Tommy had never met his father. His whole life he had believed he was an only child, raised by his mother. The two of them became extremely close; he remembers, “When I couldn’t find her, I’d get panicky. She was an amazing woman, and beautiful, really beautiful. She worked for her whole life at Maimonides Hospital in Brooklyn, ending up as an administrator in the mental health department. The same hospital where I was born. She
earned a decent living, so we weren’t starving, and she was satisfied as long as she had enough money to buy nice clothes and play the numbers. We lived in Brooklyn, in the same code forever.

“I was a tough kid, an aggressive kid. I was basically on my own from the time I was eight or nine years old. Starting when I was thirteen she’d run to Atlantic City for weekends with her loser boyfriends, leaving me alone. I easily could’ve gone the other way. I was offered a lot of opportunities to do the wrong thing, but most of the time I walked away. Most of the time. But the truth is that I stole a few cars, I stole copper from construction sites. Things of opportunity. I never planned anything illegal. There were times when it was tempting; I had no money. I used to stand with my friends on the corner of Eighth Avenue and Forty-seventh Street in Brooklyn. The people I was with were selling anything anybody wanted, pot, coke, whatever. They were my friends. One of my best friends growing up is a made guy today in Queens. We see each other—not as much as we used to—but we never talk about what we’re doing. I could have easily been in that mix; I don’t know why I didn’t do it. I think I just didn’t want to make life any tougher for my mother.

“We had this amazing connection, me and my mother. The morning she died I was working. She’d been sick but lately had been feeling a little better. For some reason about seven o’clock in the morning my throat started to close up, I started hyperventilating. I was having a complete anxiety attack. I told my partner Jimmy Harkins that I must’ve eaten something bad, because I’d never felt that bad before. I said, ‘Maybe I should go to the hospital and get a shot before I end up dying in the car with you.’ Instead I signed out early and figured I’d stop at the hospital near my house. But I started feeling a little better and decided I’d take a nap and see how I felt. I was half-asleep when my aunt called to tell me she couldn’t get in contact with my mother.
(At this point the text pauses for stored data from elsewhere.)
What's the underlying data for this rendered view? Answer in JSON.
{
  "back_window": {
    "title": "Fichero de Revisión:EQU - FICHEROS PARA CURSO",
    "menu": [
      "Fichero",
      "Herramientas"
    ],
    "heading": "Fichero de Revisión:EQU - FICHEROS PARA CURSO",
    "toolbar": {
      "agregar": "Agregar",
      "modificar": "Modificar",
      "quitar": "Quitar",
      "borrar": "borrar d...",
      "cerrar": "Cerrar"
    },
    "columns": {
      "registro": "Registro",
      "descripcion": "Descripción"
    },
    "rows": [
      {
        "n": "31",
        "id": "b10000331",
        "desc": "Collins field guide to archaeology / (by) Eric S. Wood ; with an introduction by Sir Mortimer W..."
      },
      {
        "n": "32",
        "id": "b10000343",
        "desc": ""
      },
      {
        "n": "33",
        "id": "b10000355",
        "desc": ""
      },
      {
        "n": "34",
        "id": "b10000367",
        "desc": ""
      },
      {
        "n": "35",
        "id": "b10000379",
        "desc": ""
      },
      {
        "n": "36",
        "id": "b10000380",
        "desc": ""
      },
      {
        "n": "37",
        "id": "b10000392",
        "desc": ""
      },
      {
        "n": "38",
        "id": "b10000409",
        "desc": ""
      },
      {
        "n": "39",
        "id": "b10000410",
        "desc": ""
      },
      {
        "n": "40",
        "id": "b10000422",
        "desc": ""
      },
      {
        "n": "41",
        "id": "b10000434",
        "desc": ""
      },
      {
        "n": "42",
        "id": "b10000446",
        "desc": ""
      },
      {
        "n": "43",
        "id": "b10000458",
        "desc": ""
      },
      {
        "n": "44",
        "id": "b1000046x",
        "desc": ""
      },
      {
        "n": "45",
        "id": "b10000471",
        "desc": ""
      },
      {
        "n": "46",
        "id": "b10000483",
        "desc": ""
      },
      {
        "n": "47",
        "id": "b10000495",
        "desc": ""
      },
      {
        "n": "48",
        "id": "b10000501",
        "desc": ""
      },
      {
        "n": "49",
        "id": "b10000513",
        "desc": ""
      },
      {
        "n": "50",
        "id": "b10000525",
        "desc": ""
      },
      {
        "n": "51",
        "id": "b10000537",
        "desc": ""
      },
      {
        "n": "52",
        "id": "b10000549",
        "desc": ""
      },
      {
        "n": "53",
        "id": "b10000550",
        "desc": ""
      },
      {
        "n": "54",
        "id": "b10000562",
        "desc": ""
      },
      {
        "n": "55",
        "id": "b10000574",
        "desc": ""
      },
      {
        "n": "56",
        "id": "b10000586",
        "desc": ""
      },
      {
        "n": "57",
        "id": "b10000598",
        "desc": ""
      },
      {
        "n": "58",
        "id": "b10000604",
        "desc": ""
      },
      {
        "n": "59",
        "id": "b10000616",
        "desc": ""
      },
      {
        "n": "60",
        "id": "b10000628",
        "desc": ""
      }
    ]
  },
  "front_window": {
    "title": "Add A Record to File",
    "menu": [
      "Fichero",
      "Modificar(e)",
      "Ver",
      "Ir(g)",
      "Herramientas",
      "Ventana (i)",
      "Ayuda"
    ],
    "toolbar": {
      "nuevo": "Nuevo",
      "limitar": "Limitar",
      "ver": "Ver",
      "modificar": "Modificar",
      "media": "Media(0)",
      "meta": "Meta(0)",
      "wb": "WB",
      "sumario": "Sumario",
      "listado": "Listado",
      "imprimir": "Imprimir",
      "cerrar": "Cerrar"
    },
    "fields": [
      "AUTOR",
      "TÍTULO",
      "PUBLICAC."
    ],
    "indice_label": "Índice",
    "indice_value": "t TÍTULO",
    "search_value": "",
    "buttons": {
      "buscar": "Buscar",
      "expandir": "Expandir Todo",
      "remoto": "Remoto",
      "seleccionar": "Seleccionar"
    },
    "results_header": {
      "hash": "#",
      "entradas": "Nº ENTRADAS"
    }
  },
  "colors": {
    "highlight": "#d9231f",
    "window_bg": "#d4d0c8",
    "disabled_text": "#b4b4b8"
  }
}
“I started calling my mother’s house but nobody answered. I was trying to ignore this whole thing, pretend if I didn’t pay attention to it everything would be okay. I called my close friend and partner Mike Galletta and asked him to go by my mother’s house. I couldn’t do it myself, I just couldn’t. Instead I went to the doctor’s office. This was a doctor I didn’t know so the nurse gave me some forms to fill out. One of the questions was ‘Are your parents alive?’ I put down for my father ‘Unknown,’ and for my mother I
put down ‘Yes.’ But as I was checking the box I knew the answer was going to be no.

“All the dead bodies I’d seen in my life, all the murder victims, I couldn’t go to the house. When EMS got there they said she’d been dead about five hours. Which was almost exactly the time I started hyperventilating. That’s a fact, that’s exactly the way it happened.”

Growing up Tommy learned what the streets could do to a kid—and to that kid’s mother. So even when he found himself dealing with a real lowlife, he tried to make reality a little easier for the mother. “When you speak to the mother,” he said, “it’s not about the kid. You’re doing it for her.”

Through the years the Dades had become especially close to Betty Hydell. Betty Hydell’s two sons, Jimmy and Frankie, went bad early. Real bad. Jimmy Hydell was a stone-cold killer. He had even arranged the murder of his longtime girlfriend, an innocent young woman named Annette DiBiase, after he beat her up and she started talking out loud about him. A friend of his shot her in the head five times and buried her in the woods. It probably was a favor. But by the time Tommy met Betty, Jimmy was long gone. All that was known about his disappearance was that one day he’d walked out of his house on Bangor Street on Staten Island to go to a meeting in Brooklyn and no one ever found his body. Nobody cared too much about another dead wiseguy either, nobody except the mother.